Last weekend was probably, by many measures, the craziest weekend of my life. Together with a bunch of good friends I went to this small place in Maine for rafting and a few minutes of pure adrenaline by skydiving from a small plane.
Overall there was a lot of pain involved. By camping in the cold, being sleep deprived, getting completely wet in the river while the sun is hiding behind the clouds, and being repeatedly bitten in the face by flocks of mosquitoes so dense that they could cover the sun.
But the grand finale with the jumping from the plane made up for most of it. If I had to summarize the whole experience with one sentence I would definitely go for the following one: There is nothing to fear but fear itself. In fact, skydiving is a pretty safe activity. Definitely safer than rafting and by many order of magnitudes safer than riding a car with a 19 year old girl driving around 108 miles an hour, as it happened on the way to Maine.
But the really cool part about skydiving is facing your own irrational fears.
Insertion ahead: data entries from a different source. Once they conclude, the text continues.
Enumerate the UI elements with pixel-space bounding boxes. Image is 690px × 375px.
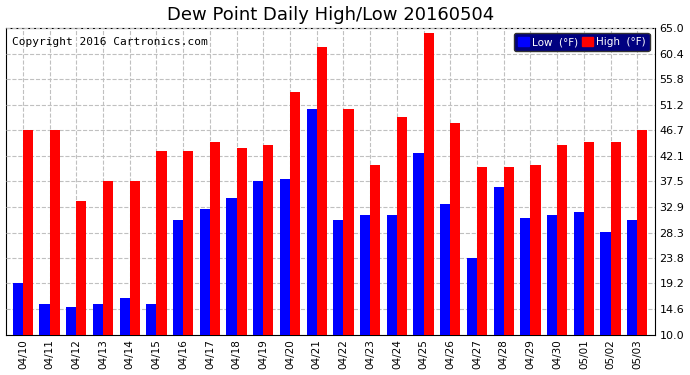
- Bar: [638, 130, 647, 335]
- Bar: [558, 145, 567, 335]
- Bar: [39, 304, 50, 335]
- Bar: [600, 231, 611, 335]
- Legend: Low  (°F), High  (°F): Low (°F), High (°F): [514, 33, 649, 51]
- Bar: [520, 217, 531, 335]
- Bar: [467, 258, 477, 335]
- Bar: [611, 142, 621, 335]
- Bar: [360, 215, 371, 335]
- Bar: [210, 142, 220, 335]
- Bar: [317, 47, 327, 335]
- Bar: [344, 109, 354, 335]
- Bar: [440, 204, 451, 335]
- Bar: [531, 165, 541, 335]
- Bar: [584, 142, 594, 335]
- Bar: [200, 209, 210, 335]
- Bar: [93, 304, 103, 335]
- Bar: [77, 201, 86, 335]
- Bar: [280, 178, 290, 335]
- Bar: [387, 215, 397, 335]
- Bar: [413, 153, 424, 335]
- Bar: [119, 298, 130, 335]
- Bar: [253, 181, 264, 335]
- Bar: [397, 117, 407, 335]
- Bar: [477, 167, 487, 335]
- Bar: [424, 33, 434, 335]
- Bar: [226, 198, 237, 335]
- Bar: [547, 215, 558, 335]
- Bar: [23, 130, 33, 335]
- Text: Copyright 2016 Cartronics.com: Copyright 2016 Cartronics.com: [12, 37, 208, 47]
- Bar: [371, 165, 380, 335]
- Bar: [306, 109, 317, 335]
- Bar: [103, 181, 113, 335]
- Bar: [493, 187, 504, 335]
- Bar: [146, 304, 157, 335]
- Bar: [13, 284, 23, 335]
- Bar: [333, 220, 344, 335]
- Bar: [504, 167, 514, 335]
- Bar: [130, 181, 140, 335]
- Bar: [157, 151, 167, 335]
- Bar: [173, 220, 184, 335]
- Bar: [50, 130, 60, 335]
- Title: Dew Point Daily High/Low 20160504: Dew Point Daily High/Low 20160504: [166, 6, 494, 24]
- Bar: [290, 92, 300, 335]
- Bar: [451, 123, 460, 335]
- Bar: [627, 220, 638, 335]
- Bar: [264, 145, 273, 335]
- Bar: [237, 148, 247, 335]
- Bar: [66, 307, 77, 335]
- Bar: [184, 151, 193, 335]
- Bar: [574, 212, 584, 335]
I had never ridden a small plane, and yesterday I was in this little box, with no space for seats, with barely space for five people, about 3500 meters up in the air standing on a small metal plate inside a big vacuum just full of air.
You can think about it a lot, but being there will give a feeling that it is difficult to describe. Put that together with the fact that you don't know what it is going to feel like. You just know that it will feel like nothing you have experienced before.
That's exactly what I felt. As my tandem instructor put it, it was fantaboulous. I confess I was pretty tense, although not more than I would feel if I had to jump from a 20 meters cliff, or climb a 20 meters cliff. Apparently skydiving has little to do with being afraid of heights. To some extent, I would say it was even less scary because everything will keep telling you that it is safe. Truth is, there is a cap on how scary something is going to be if you rationally believe that it is safe. Emotionwise it will never equal the experience of meeting a hungry polar bear in the middle of an ice pak.
The thing I was scared the most was actually to be scared. Since I bought the video, I thought that I was going to remember everything that I did, so I better did it right. I concentrated a lot about how I was going to behave and maybe it turned out that doing so helped me concentrating on something other than my fears. I don't have the video yet, but I got a feeling that it is going to be pretty funny and kinf of stupid.
But what the hell, as soon as I get it I am going to put it on my phone, so that I will keep it with me all the time. I am so glad I did it. It was worth it every single cent.